Je ne suis pas de ceux qui pensent qu’en ce moment où tant de vingtièmes années sont anéanties, on prend moins de garde à la disparition d’êtres plus âgés. En eux reposaient moins d’espérances que dans les jeunes, mais plus de souvenirs. Aux vôtres le sentiment d’avoir apporté tant de pieuse tendresse et causé tant d’admiratives joies à Madame votre mère doit mêler une douceur que je n’ai pas connue. Mais je sens aussi de combien d’associations de sentiments et de pensées dans un cœur réfléchi comme le vôtre le plus profond amour filial peut s’enrichir et se diversifier, jusqu’à une complexité qui ne peut plus aujourd’hui que multiplier la souffrance.
Le regret de ne pas vous voir est plus grand quand je pense que nous pourrions causer si doucement de vos pensées, et particulièrement maintenant de ce qui fit le fond de ma vie, le chagrin si bien qu’il me semble que l’expérience quotidienne que j’en ai pourrait fournir à des âmes amies des consolations dont je ne sais pas faire usage pour moi-même.
Du moins de loin je pense à vous avec une sympathie triste et profonde. Vous me ferez bien plaisir en disant moins à Georges qui le sait si bien qu’à sa femme qui me connaît moins combien j’ai été heureux de les revoir. J’avais rencontré dernièrement M. Hervieu. Il ne m’avait pas parlé de votre malheur. Je ne vous charge de rien pour lui, je sais depuis longtemps combien je lui suis peu sympathique et j’admire que cela n’ait rien ôté à votre bienveillance pour moi.

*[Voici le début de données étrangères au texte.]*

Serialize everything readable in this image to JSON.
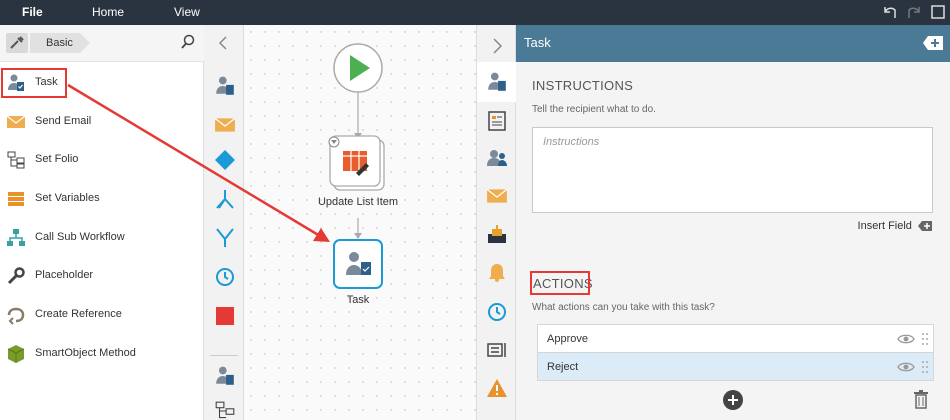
{
  "menu": {
    "file": "File",
    "home": "Home",
    "view": "View"
  },
  "toolbox": {
    "breadcrumb": "Basic",
    "items": [
      {
        "label": "Task",
        "icon": "task-icon"
      },
      {
        "label": "Send Email",
        "icon": "email-icon"
      },
      {
        "label": "Set Folio",
        "icon": "folio-icon"
      },
      {
        "label": "Set Variables",
        "icon": "variables-icon"
      },
      {
        "label": "Call Sub Workflow",
        "icon": "sub-workflow-icon"
      },
      {
        "label": "Placeholder",
        "icon": "wrench-icon"
      },
      {
        "label": "Create Reference",
        "icon": "reference-icon"
      },
      {
        "label": "SmartObject Method",
        "icon": "smartobject-icon"
      }
    ]
  },
  "canvas": {
    "nodes": [
      {
        "label": "Update List Item"
      },
      {
        "label": "Task"
      }
    ]
  },
  "properties": {
    "title": "Task",
    "instructions_heading": "INSTRUCTIONS",
    "instructions_help": "Tell the recipient what to do.",
    "instructions_placeholder": "Instructions",
    "insert_field": "Insert Field",
    "actions_heading": "ACTIONS",
    "actions_help": "What actions can you take with this task?",
    "actions": [
      {
        "label": "Approve",
        "selected": false
      },
      {
        "label": "Reject",
        "selected": true
      }
    ]
  },
  "colors": {
    "menubar": "#2a3440",
    "panel_header": "#4a7a96",
    "highlight": "#e53935",
    "start": "#4caf50",
    "accent": "#1a9ad6"
  }
}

Mais cela tient sans doute à ce que nous tenons plus compte dans nos bienveillances des sentiments qu’inspirent à autrui les êtres que nous aimons plus que [de] ceux qu’ils ressentent. Vous tenez avec raison plus compte de mon admiration pour lui que de son hostilité pour moi.
Quand j’ai vu Georges nous ignorions encore la reprise [de] Przemysl mais nous nous y attendions un peu. J’avoue que j’avais espéré qu’une si terrible ventouse sur le côté est aurait dégagé notre côté ouest davantage. En somme c’est nous qui sommes manœuvrés, malgré l’image contraire qu’on emploie toujours. Je suis un peu trop fatigué pour expliquer ma pensée et d’ailleurs si précieuse que me semble l’aide italienne je suis toujours un peu effrayé de voir s’étendre indéfiniment le champ des opérations quand le principal art de notre ennemi est justement celui des déplacements de troupes. Vaincu sur place comme à la Marne, sur des fronts éloignés les uns des autres il donne le trompe-l’œil de succès dont l’envergure dissimule l’inachèvement. Et sans doute ce trompe-l’œil ce n’est pas la victoire, mais de diverses manières cela retarde la défaite et prolonge l’angoisse tendue vers les vies chères, vers toutes les vies. Veuillez agréer, Madame, l’hommage de mes sentiments bien respectueusement admiratifs et attachés. Marcel Proust. »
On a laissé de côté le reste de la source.